Globex Telecom, Inc. and an affiliated company will pay a total of $1.9 million to settle Federal Trade Commission and State of Ohio charges that they facilitated a scheme that peddled bogus credit card interest rate relief, illegally charging consumers millions of dollars. The settlement marks the end of the FTC’s first consumer protection case against a Voice over Internet Protocol (VoIP) service provider.
The FTC and Ohio alleged that Globex provided a company called Educare Centre Services with the means to make calls to U.S. consumers, including illegal robocalls, to market Educare’s phony credit card interest rate reduction services.
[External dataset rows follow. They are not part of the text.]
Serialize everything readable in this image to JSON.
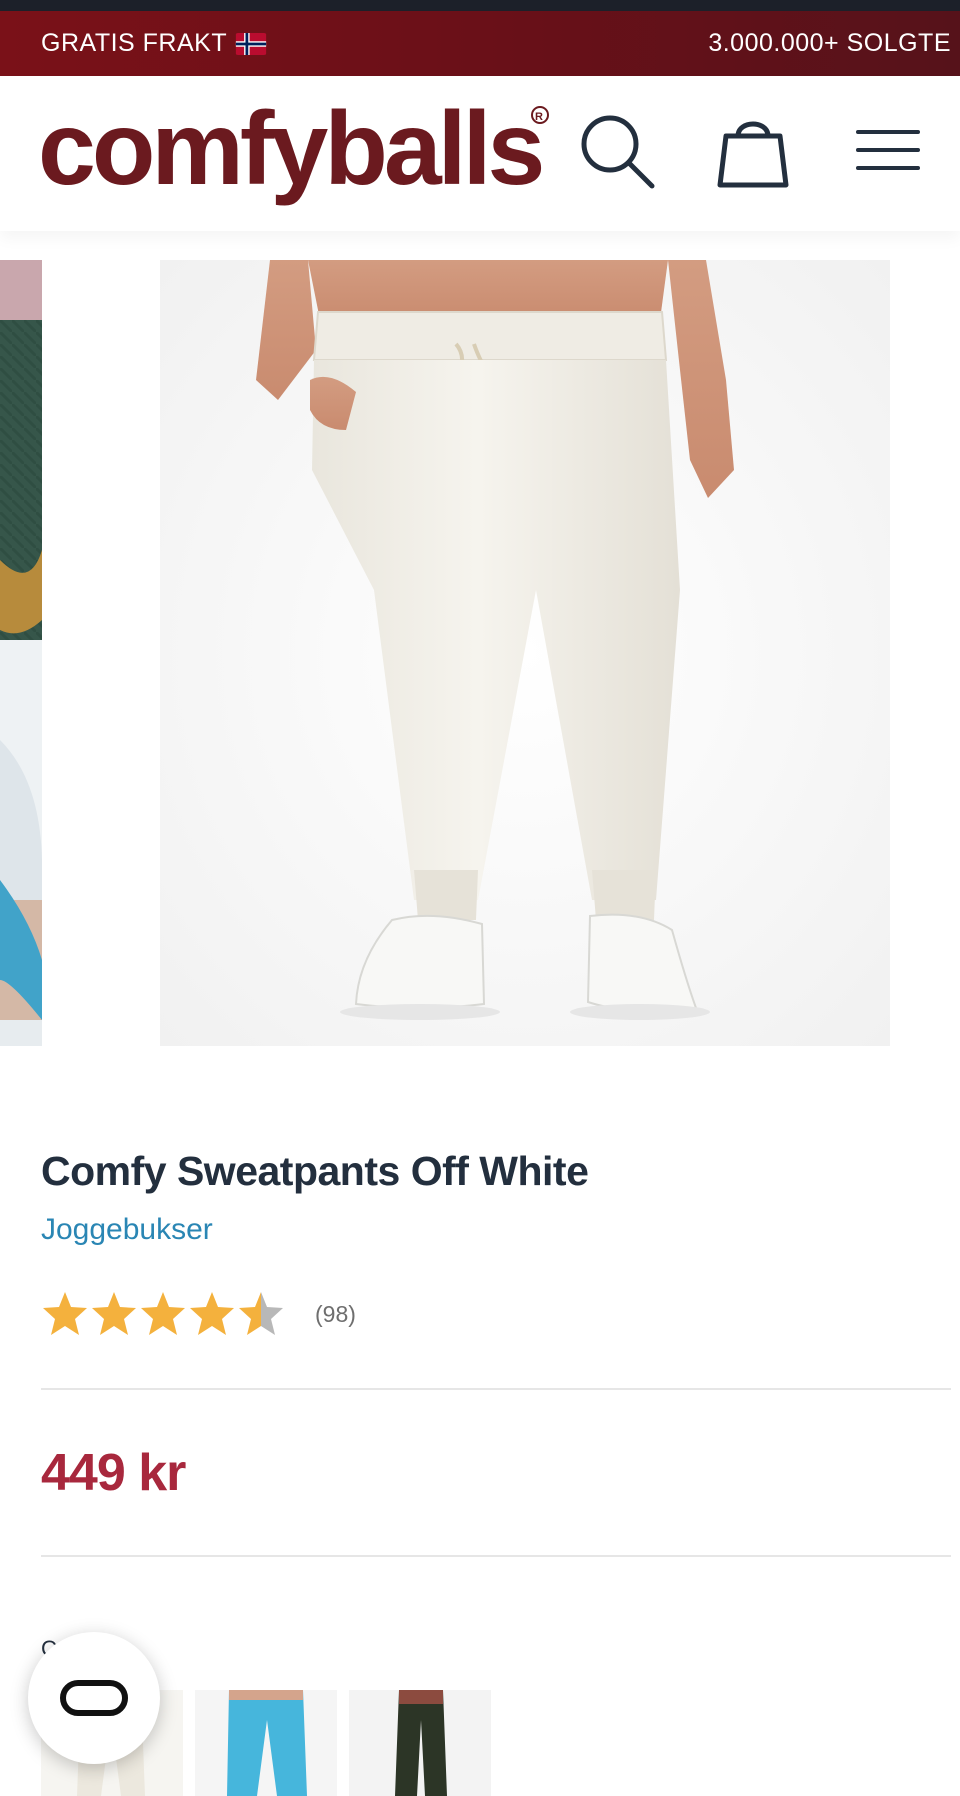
{
  "announcement": {
    "left_text": "GRATIS FRAKT",
    "right_text": "3.000.000+ SOLGTE",
    "background": "#6a1018"
  },
  "header": {
    "logo_text": "comfyballs",
    "logo_mark": "®",
    "logo_color": "#6b1a1f",
    "icons": [
      "search-icon",
      "bag-icon",
      "menu-icon"
    ]
  },
  "product": {
    "title": "Comfy Sweatpants Off White",
    "category": "Joggebukser",
    "rating": 4.5,
    "rating_max": 5,
    "review_count": "(98)",
    "price": "449 kr",
    "price_color": "#a8283d",
    "color_label": "Cre...e",
    "swatches": [
      "off-white",
      "light-blue",
      "dark-green"
    ]
  },
  "chat": {
    "icon": "chat-logo-icon"
  }
}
The FTC and Ohio charged that both Globex and Educare were controlled by Mohammed Souheil, Globex’s former CEO and president, who was named in the lawsuit along with a number of other corporations and individuals.
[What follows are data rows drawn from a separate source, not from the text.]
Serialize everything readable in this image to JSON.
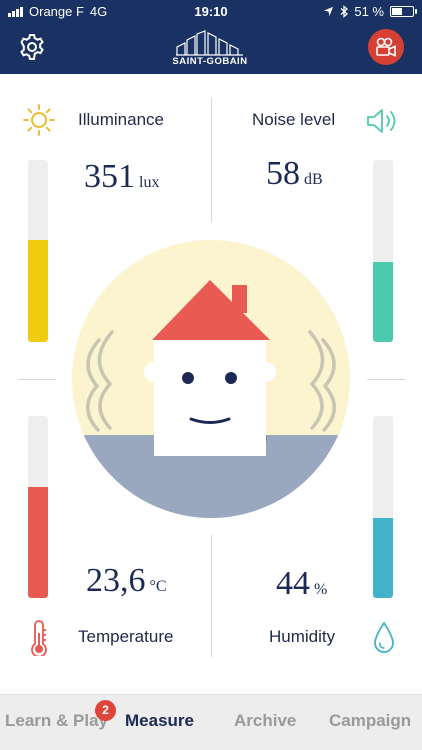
{
  "status_bar": {
    "carrier": "Orange F",
    "network": "4G",
    "time": "19:10",
    "battery": "51 %",
    "battery_level": 0.51
  },
  "header": {
    "logo_text": "SAINT-GOBAIN",
    "left_icon": "gear-icon",
    "right_icon": "camera-icon"
  },
  "sensors": {
    "illuminance": {
      "label": "Illuminance",
      "value": "351",
      "unit": "lux",
      "level": 0.56,
      "color": "#f0cc0e",
      "icon": "sun-icon"
    },
    "noise": {
      "label": "Noise level",
      "value": "58",
      "unit": "dB",
      "level": 0.44,
      "color": "#4ccaae",
      "icon": "speaker-icon"
    },
    "temperature": {
      "label": "Temperature",
      "value": "23,6",
      "unit": "°C",
      "level": 0.61,
      "color": "#e85a52",
      "icon": "thermometer-icon"
    },
    "humidity": {
      "label": "Humidity",
      "value": "44",
      "unit": "%",
      "level": 0.44,
      "color": "#41b2c9",
      "icon": "drop-icon"
    }
  },
  "tabs": [
    {
      "label": "Learn & Play",
      "active": false,
      "badge": "2"
    },
    {
      "label": "Measure",
      "active": true
    },
    {
      "label": "Archive",
      "active": false
    },
    {
      "label": "Campaign",
      "active": false
    }
  ]
}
In July 2021, the owners of a New Jersey-based company that sells septic tank cleaning products agreed to a permanent ban on telemarketing and will pay more than $1.6 million to settle FTC charges that the company and its telemarketer made illegal robocalls to consumers, including tens of millions of calls to numbers listed on the agency’s DNC Registry. In addition, the defendants will turn over a residential property as part of the settlement. The complaint names as defendants: Environmental Safety International, Inc. or ESI; ESI’s two officers, brothers Joseph Carney and Sean Carney; and their other brother Raymond Carney.
Career Education Corporation (CEC) and its subsidiaries, American InterContinental University, Inc., AIU Online, LLC, Marlin Acquisition Corporation, Colorado Technical University, Inc., and Colorado Tech., Inc. (collectively, CEC), has been ordered to pay $30 million to the FTC to settle Federal Trade Commission charges that the operator used sales leads from lead generators that falsely told consumers they were affiliated with the U.S. military, and that used other unlawful tactics to generate leads. CEC’s lead generators also induced consumers to submit their information under the guise of providing job or benefits assistance. The FTC also charged that CEC’s lead generators falsely told consumers that their information would not be shared, and that both CEC and its lead generators illegally called consumers registered on the National Do Not Call (DNC) Registry.
The Federal Trade Commission is sending nearly $30 million in refunds to people tricked by agents working on behalf of Career Education Corporation (currently operating as Perdoceo Education Corporation), the operator of several post-secondary schools.